A forfeited prize to Aung San Suu Kyi for her silence on the Rohingya

News 8 March, 2018
  • AFP

    AFP

    Thursday, march 8, 2018 04:02

    UPDATE
    Thursday, march 8, 2018 04:02

    Look at this article

    WASHINGTON | The Holocaust Museum in Washington has removed Wednesday to the leader of burma Aung San Suu Kyi a prize to be awarded for her struggle against dictatorship and in favour of freedom, by reason of its inaction in the crisis of the Rohingya.

    Nearly 700,000 muslim rohingyas living in western Burma have fled to Bangladesh neighbour since the end of August 2017 to flee an operation of the army, the skilled campaign of “ethnic cleansing” by the united Nations.

    “We had hoped that you – as a person praised for your commitment in favour of human dignity and universal human rights – to do something to condemn and stop the brutal military campaign, and to express your solidarity with the rohingya population,” said the Museum in a press release.

    But “the national League for democracy, under your leadership, has refused to cooperate with the united Nations investigators (and) spread a rhetoric of hatred against the rohingya communities,” added the Museum in allusion to the political party of Ms. Aung San Suu Kyi. It also calls upon the leader to use his “moral authority to address this situation”.

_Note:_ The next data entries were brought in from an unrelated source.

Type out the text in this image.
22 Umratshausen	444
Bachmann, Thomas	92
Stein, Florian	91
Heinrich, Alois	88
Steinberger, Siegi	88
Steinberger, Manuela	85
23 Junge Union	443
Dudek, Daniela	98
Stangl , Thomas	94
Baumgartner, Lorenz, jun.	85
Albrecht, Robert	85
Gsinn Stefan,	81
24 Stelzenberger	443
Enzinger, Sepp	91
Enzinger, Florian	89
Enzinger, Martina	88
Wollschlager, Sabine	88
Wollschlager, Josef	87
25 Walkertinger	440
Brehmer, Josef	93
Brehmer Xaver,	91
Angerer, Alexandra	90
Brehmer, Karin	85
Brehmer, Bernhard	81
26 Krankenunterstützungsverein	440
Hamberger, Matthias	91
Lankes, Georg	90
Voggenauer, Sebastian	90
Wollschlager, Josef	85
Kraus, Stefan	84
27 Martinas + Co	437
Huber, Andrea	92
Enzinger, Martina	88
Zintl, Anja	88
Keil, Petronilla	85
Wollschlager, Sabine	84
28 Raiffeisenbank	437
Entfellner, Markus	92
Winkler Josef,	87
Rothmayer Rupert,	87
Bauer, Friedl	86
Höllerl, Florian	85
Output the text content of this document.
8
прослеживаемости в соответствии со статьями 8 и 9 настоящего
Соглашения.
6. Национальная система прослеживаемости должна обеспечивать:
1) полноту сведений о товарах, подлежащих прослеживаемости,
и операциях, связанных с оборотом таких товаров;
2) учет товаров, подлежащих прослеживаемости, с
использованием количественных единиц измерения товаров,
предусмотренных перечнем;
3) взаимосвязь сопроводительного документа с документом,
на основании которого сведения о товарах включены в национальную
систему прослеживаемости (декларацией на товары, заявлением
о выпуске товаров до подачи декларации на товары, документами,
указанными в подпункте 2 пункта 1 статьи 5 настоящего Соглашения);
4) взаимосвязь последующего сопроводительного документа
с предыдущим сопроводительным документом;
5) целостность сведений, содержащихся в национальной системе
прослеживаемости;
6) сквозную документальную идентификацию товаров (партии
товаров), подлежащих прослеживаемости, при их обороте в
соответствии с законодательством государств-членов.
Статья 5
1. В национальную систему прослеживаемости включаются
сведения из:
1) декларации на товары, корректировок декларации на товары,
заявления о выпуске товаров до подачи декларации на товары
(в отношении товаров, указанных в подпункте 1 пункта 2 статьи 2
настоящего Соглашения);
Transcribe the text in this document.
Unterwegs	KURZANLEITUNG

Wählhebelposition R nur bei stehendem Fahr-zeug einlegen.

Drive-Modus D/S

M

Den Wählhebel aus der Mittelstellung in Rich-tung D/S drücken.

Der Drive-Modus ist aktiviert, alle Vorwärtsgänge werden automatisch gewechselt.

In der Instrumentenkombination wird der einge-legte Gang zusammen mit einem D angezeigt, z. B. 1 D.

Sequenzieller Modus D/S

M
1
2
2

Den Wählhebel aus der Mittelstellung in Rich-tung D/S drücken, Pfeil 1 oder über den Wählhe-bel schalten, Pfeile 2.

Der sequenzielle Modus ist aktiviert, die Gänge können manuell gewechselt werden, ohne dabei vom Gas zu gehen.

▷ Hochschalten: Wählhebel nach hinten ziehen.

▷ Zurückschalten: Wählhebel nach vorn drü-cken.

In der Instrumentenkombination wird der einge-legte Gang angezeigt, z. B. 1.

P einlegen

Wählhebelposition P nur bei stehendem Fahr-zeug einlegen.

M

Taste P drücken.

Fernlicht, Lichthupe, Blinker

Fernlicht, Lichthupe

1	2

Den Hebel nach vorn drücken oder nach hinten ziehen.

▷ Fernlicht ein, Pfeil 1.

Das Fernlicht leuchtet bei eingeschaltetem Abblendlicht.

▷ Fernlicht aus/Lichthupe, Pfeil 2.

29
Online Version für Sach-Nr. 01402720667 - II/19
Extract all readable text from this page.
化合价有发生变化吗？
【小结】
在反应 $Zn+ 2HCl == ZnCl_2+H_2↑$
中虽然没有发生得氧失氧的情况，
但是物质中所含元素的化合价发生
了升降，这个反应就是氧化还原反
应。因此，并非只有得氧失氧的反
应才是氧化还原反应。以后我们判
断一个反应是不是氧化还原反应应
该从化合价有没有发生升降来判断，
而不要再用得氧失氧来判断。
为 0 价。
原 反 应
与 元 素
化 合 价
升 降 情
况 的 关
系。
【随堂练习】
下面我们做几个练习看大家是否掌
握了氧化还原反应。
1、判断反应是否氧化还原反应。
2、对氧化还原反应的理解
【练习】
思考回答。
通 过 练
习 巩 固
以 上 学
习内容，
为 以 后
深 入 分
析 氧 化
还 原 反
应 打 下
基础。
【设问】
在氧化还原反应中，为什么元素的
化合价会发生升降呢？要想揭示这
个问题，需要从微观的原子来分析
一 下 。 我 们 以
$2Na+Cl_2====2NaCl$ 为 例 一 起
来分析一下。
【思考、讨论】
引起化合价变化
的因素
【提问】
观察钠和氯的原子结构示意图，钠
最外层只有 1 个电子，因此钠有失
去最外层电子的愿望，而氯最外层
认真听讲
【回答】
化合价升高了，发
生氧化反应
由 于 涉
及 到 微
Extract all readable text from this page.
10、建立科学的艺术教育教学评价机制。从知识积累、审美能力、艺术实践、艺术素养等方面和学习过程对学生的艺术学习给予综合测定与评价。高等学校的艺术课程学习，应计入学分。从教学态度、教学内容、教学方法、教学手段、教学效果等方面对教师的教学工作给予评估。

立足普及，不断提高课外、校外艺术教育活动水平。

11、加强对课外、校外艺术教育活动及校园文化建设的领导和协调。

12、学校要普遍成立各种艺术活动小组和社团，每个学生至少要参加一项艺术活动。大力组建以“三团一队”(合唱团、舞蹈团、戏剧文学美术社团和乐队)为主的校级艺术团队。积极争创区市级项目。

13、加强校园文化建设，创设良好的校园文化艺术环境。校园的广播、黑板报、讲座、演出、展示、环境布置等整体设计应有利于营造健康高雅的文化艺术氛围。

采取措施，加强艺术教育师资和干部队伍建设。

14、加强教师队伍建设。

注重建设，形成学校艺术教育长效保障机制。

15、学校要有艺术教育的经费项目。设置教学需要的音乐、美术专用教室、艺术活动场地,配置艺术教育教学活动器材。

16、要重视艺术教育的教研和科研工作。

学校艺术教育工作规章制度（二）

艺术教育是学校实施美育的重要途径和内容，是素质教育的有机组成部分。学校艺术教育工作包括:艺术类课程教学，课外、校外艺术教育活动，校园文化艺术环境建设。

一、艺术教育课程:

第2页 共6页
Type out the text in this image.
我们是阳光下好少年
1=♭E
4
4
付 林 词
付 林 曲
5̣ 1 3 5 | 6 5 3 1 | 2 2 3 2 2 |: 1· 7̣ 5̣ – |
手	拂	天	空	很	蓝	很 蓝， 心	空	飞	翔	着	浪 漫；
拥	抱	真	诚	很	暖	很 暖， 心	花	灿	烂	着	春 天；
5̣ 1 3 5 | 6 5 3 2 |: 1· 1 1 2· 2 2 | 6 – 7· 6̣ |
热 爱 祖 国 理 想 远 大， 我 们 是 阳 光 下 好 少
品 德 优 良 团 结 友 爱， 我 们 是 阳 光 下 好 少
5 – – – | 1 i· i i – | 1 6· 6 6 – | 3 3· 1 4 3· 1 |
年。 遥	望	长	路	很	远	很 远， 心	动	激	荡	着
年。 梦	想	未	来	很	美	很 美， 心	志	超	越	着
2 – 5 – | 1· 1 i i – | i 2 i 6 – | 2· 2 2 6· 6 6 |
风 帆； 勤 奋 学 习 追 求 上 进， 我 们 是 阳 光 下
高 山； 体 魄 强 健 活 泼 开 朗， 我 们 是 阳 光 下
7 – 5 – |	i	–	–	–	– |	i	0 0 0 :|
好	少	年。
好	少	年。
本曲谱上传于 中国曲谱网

    Confined to the dissent for nearly thirty years, including 15 in house arrest, Aung San Suu Kyi was awarded the first prize in the “Elie Wiesel” award in 2012 by the Museum of the Holocaust, for his “courageous action, and his great personal sacrifice” against the burmese junta and its struggle for “freedom and the dignity of the burmese people”.

    But the Nobel peace prize in 1991, at the head of the civil government since 2016, has been criticized for its lack of compassion for the Rohingya and for his silence on the role of the army, with which it must cope on the political level.

    The museum “has been misled by people who do not see reality as it is,” responded the burmese government in a press release Thursday.

    Influenced by a strong nationalism, a buddhist, a majority of Burmese consider the Rohingya as foreigners and see them as a threat to the predominantly buddhist country.